I don’t hear any significant differences in the pre-echos of the attacks,

for which I was candidly hoping.

But if we take a closer look at how the attacks are being modeled by the

shorter atoms, we see some promising results.

Below I show each resynthesis aligned to the original signal using only the atoms of scale 128 samples (which is 6 ms at this sampling rate 22.05 kHz).

For the MP decomposition, 109 atoms out of 200 fit this description.

For both CMP decompositions, 105 atoms fit this description.

Except for the third, the attacks modeled by CMP look more cleanly synthesized than that of MP — especially the second attack, which appears delayed by MP.

Now, what if we do not use the condition that the refinement process can end if there is no significant reduction in residual energy?

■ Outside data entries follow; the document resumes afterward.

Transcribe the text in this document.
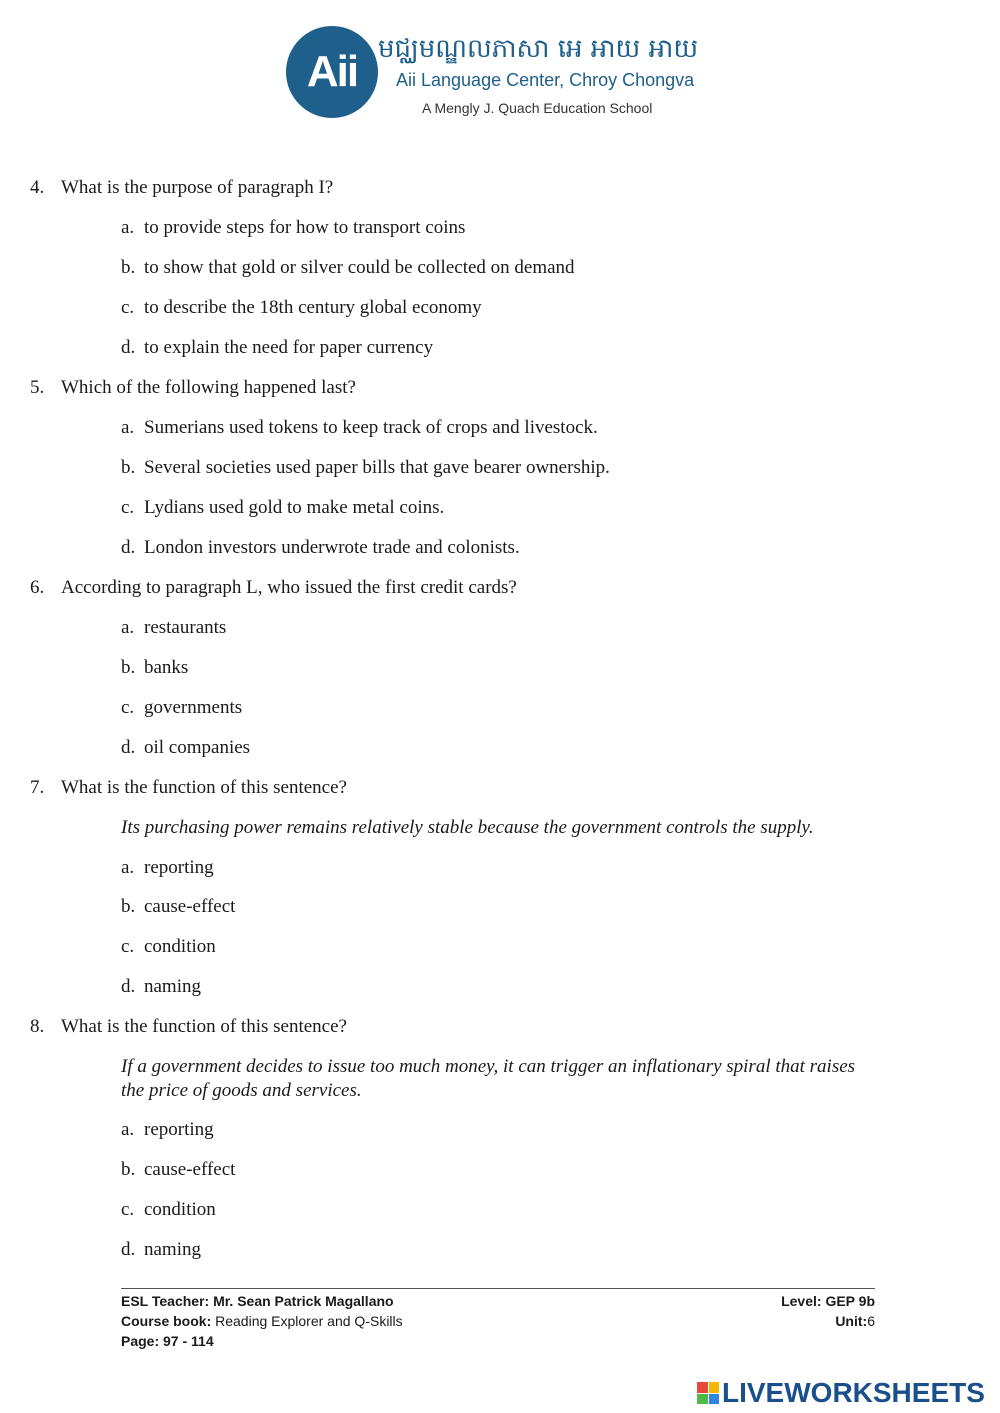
Aii មជ្ឈមណ្ឌលភាសា អេ អាយ អាយ
Aii Language Center, Chroy Chongva
A Mengly J. Quach Education School
4. What is the purpose of paragraph I?
a. to provide steps for how to transport coins
b. to show that gold or silver could be collected on demand
c. to describe the 18th century global economy
d. to explain the need for paper currency
5. Which of the following happened last?
a. Sumerians used tokens to keep track of crops and livestock.
b. Several societies used paper bills that gave bearer ownership.
c. Lydians used gold to make metal coins.
d. London investors underwrote trade and colonists.
6. According to paragraph L, who issued the first credit cards?
a. restaurants
b. banks
c. governments
d. oil companies
7. What is the function of this sentence?
Its purchasing power remains relatively stable because the government controls the supply.
a. reporting
b. cause-effect
c. condition
d. naming
8. What is the function of this sentence?
If a government decides to issue too much money, it can trigger an inflationary spiral that raises the price of goods and services.
a. reporting
b. cause-effect
c. condition
d. naming
ESL Teacher: Mr. Sean Patrick Magallano
Course book: Reading Explorer and Q-Skills
Page: 97 - 114
Level: GEP 9b
Unit:6
LIVEWORKSHEETS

Using the same dictionary as above,

the figure below shows residual energy decay of this example with MP and CMPTK

with one or two refinement cycles (5 will take too long, but I might run it overnight).

This means that MP will have 200 atom selections and 200 subtractions,

and CMP-1 will have 20,100 atom selections and 40,200 additions, and CMP-2 will have 40,200 atom selections and 80,400 additions.

Compared with the figure above, I don’t see any benefit to forcing a certain number of refinement cycles — which is a good thing for reducing the computational complexity.

A look at the residual signals confirms this.

(I will not run \(l=5\) overnight.)

Now, we move on to a richer dictionary. Below we see the residual energy decay of this example with MP and CMPTK for a dictionary of Gabor atoms (Gaussian window) of eight scales: 32/8, 128/32, 256/64, 512/128, 1024/128, 2048/256, 4096/512/8192, 8192/1024/16384 (scale/hop/FFTsize if different from scale).

For these examples, I have kept the rule that at least one refinement cycle is required, but additional ones will be performed as long as the ratio of residual energies before and after a cycle is greater than 1.002, or greater than about 0.009 dB.

Compared to that of the two-scale dictionary above,

we see a better decay of the residual energy, but there appears to be less maximum improvement with the cycles.

Here the values extend up to nearly 0.15 dB; but for the two-scale dictionary the max improvement is twice that.

Just by eyeballing the two though, I think the mean improvements are about the same.

Below, I show the time-domain residual signals resulting from both MP and CMP-1 with this multiscale dictionary.

For the most part, the CMP-1 error signal is below that of MP. Both methods appear to have the same problem with the first attack.

Let’s have a listen to the sounds.

Here is the residual due to MP;

and the residual due to CMP-1.

Again, I can’t really hear the 1 dB difference.

Anyhow, the take home messages from all my weekend experiments appear to be these:

- Globally, CMP does not appear to improve a signal model enough over that of MP to warrant its significantly higher computational complexity.
- We need to employ a much better strategy at localized levels to avoid as much as possible this additional overhead to have the greatest gains.
- The architecture of CMP remains an attractive alternative to that of MP and OMP,

where once an atom is selected, it remains a part of the model forever. - Its cyclic application of a simple procedure also permits the application

of more complex criteria for atom replacement, such as perceptual weightings,

and “dark energy” (my favorite!) - Thus, we must augment CMP with localized considerations;

and I believe I can see at least a dozen variations. - With which one should I begin?